No pude reprimir mi llanto.
- No me importa en lo más mínimo si puedes o no penetrarme -dijo con aire maternal. Para mí no eres un pene. Eres un ser humano y es más importante que compartamos tu problema al hecho de que tengamos o no relaciones. ¿Acaso soy sólo una vagina para ti?
Encendió la lámpara. Para mí fue doblemente vergonzoso, primero porque no pude hacerle el amor pero, sobre todo, porque hacía mucho tiempo, años tal vez, que nadie me veía llorar.
Hablamos largo rato. De mis frustraciones, de sus problemas con su exmarido, de mi infancia tormentosa, de su violenta pubertad. Me confió que en su adolscencia había sido violada con el dedo por un pandillero. Aunque el sujeto no logró penetrarla vaginalmente, le provocó un trauma que no lograba superar.
Después volvimos a intentarlo, sin resultados. Aprovechando la débil luz de la lámpara, me puse de pie y busqué mis calzoncillos. Entonces advertí el hecho, simple, abominable, odioso: mi pene había desaparecido limpiamente, sin dejar huella.
- Te agradezco mucho tu comprensión -alcancé a decir. Pero hay cosas que ya no pueden remediarse. Nosotros nunca seremos una pareja y eso es algo que supe desde que te conocí. Desde la primera vez, cuando te acercaste a mí, empecé a sentir algo así como una gran nostalgia de ti, porque sabía que más temprano que tarde nos teníamos que separar, que nunca podríamos concretar nuestra unión. Y hoy, aunque tal vez no lo entiendas, empiezo a sentir nostalgia de mí.
Me vestí apresuradamente, tan rápido como me lo permitía mi condición de mutilado. Ahora era ella la que lloraba en la cama. Me llamaba cobarde, me pedía que juntos afrontáramos este problema, que lo hiciéramos nuestro. “Lo único que podemos compartir son nuestras frustraciones –dije antes de retirarme. Creo que no vale la pena”.

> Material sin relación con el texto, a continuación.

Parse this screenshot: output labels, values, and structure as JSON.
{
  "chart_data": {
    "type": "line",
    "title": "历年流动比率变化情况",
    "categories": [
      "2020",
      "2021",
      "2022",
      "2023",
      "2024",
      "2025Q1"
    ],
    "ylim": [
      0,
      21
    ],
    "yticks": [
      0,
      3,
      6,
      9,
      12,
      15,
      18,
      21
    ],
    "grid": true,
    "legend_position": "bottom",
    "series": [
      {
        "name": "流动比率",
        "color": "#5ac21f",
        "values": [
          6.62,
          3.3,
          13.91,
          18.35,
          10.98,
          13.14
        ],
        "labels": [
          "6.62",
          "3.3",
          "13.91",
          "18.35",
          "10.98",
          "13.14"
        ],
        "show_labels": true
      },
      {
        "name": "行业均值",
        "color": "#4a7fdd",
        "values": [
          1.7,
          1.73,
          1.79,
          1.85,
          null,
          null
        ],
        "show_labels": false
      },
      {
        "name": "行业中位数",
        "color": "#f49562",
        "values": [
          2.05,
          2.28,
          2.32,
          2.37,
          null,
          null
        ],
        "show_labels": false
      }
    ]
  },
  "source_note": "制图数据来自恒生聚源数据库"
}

DE ENTONCES A LA FECHA HAN PASADO SIETE MESES. He perdido la otra mano y la mitad de la pierna derecha, hasta la rodilla. He eliminado del botiquín las pócimas y los remedios infalibles, que invariablemente fallaron. Vivo solo, resignado a mi suerte, sin más compañía que el recuerdo de mí mismo, de lo que fui. Me visitan de vez en cuando mis familiares, en especial mi padre. Lo veo en su silla de ruedas, él mismo sólo un trozo de aquel hombre fuerte que antaño me llevara en hombros. Tenía razón: me consuela el hecho de haber sido y me divierte el poder reconstruirme en mis recuerdos, con una gran cabellera negra, grasienta, unos dientes blancos y alineados, unas manos vigorosas. Eso alivia en parte mi dolor y me permite vivir con lo que queda de mí.